帰りはまた桐原さんは別行動だった。まだ少し残って撮影していくという桐原さんに別れを告げて、リサさんと共に理恵さんの運転する車に乗り込む。
「ねえねえ、何話してたの? 浴衣可愛かったね、とか、そのアイス一口ちょうだい、とか、そういう甘ったるいのあった?」
 楽しそうに聞いてくるリサさんには申し訳ないけれど、ご期待に沿えるようなやり取りでは全くなかった。

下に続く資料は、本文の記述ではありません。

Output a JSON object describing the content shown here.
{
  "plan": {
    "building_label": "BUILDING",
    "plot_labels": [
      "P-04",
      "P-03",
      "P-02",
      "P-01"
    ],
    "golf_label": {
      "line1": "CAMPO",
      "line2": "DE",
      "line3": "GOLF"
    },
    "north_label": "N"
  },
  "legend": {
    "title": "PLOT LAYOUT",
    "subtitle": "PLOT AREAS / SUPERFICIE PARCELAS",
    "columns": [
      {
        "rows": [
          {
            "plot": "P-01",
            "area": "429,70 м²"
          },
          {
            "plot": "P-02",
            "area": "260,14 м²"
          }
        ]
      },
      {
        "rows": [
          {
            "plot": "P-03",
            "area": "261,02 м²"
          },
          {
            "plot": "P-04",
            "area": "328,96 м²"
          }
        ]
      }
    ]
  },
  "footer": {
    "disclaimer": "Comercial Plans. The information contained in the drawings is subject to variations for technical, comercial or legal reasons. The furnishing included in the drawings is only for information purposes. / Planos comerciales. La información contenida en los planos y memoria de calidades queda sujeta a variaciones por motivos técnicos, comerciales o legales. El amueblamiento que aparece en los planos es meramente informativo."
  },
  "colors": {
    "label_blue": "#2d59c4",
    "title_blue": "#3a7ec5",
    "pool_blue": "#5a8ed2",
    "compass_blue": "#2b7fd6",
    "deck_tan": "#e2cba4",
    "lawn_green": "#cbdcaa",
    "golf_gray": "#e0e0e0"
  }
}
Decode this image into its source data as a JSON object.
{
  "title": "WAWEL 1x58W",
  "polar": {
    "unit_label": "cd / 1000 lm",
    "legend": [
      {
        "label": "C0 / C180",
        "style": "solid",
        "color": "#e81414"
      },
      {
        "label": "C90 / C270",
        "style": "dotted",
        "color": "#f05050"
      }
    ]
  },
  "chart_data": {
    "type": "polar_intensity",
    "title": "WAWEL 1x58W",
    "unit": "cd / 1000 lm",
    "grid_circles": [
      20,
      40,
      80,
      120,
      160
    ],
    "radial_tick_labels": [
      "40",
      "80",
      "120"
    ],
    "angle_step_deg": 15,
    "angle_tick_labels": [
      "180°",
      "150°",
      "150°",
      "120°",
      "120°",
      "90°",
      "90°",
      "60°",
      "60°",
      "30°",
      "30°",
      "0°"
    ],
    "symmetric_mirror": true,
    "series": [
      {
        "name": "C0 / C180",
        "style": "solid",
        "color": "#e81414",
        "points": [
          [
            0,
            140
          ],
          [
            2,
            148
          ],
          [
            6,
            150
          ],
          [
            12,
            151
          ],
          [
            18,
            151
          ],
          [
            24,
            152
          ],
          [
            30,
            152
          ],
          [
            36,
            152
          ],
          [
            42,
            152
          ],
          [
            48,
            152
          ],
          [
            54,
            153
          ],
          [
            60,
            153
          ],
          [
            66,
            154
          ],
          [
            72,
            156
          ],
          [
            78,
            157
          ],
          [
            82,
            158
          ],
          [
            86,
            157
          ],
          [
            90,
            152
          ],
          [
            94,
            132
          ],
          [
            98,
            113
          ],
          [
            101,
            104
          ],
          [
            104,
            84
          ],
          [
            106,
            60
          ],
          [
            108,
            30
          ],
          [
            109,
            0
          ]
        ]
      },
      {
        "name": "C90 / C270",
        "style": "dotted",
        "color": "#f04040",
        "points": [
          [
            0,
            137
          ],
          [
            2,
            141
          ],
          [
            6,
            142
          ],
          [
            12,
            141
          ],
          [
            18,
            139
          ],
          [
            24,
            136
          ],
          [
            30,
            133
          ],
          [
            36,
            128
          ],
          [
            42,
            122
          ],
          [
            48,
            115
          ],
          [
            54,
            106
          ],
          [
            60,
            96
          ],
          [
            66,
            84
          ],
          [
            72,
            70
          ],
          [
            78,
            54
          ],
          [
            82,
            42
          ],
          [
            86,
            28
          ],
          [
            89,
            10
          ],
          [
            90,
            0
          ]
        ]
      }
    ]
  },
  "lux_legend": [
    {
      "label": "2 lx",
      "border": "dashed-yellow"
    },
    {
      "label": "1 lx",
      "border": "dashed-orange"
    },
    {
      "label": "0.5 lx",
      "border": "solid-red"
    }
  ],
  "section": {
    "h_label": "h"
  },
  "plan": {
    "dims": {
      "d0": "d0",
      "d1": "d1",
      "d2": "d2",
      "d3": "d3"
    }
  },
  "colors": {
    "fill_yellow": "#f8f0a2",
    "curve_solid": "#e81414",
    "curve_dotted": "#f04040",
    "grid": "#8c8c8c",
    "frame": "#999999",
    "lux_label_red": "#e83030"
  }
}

「俺はやめとけ、みたいなことを、遠回しに言われました」
 素直に白状してさっきの会話を話すと、リサさんがぷうっと頬を膨らます。
「なにその大人ぶった態度! 子供だからってバカにしてる! 諦めなくていいからね、こうなったら絶対にガクさん落とすよ!」
 そう言って私よりリサさんの方が盛り上がってしまって、帰りの車中はひたすら恋愛テクニックの話をしていた。男の人は何をしたら喜ぶか、リサさんの経験に基づいて話してくれるんだけど、私にはどれも高度過ぎて、ただ曖昧に相槌を打つばかり。
 理恵さんがそれぞれ家まで送ってくれて、先にリサさんが降りた。連絡先を交換して、また会う約束をして別れる。後部座席に一人になって、思わずふうっと息を吐くと、運転席の理恵さんが笑った。
「ガクのことだけど、私もリサちゃんに賛成よ。あなたには諦めないで欲しい」
「でも全然、脈がないような気が……」
「そんなことないわ。あの人、脈がないような子はさらーっと受け流すだけだもの。今まで誰かに牽制したことなんてないんじゃないかしら」
 理恵さんは、桐原さんの歴代彼女のことも知っているのだろうか。
「いろいろと、昔のこともご存知なんですよね?」
「まあね、高校からの付き合いだから」
「そんな長く?」
 てっきり仕事上のお付き合いで仲良くなったんだと思ってた。桐原さんの過去に詳しいのも、なんでかなあってちょっと不思議だったけど、それだけ昔からの友達なら当たり前だ。
「言っておくけど、私の口からは何も話せないわよ?」
 私の言葉を先回りするように理恵さんが言った。……少しだけ、ほんの少しだけ、何か聞けるかな、なんて期待していたけど、やっぱりダメか。
「ちゃんと、ガクの口から聞いたほうがいいと思うわ。あなたになら話してくれる気がする」
「そうでしょうか?」
「ええ。あなたには期待してるの。言ったでしょ、あなたにならガクを変えられるかもしれない、って」
 そう言って、理恵さんが少し寂しげな顔で笑った。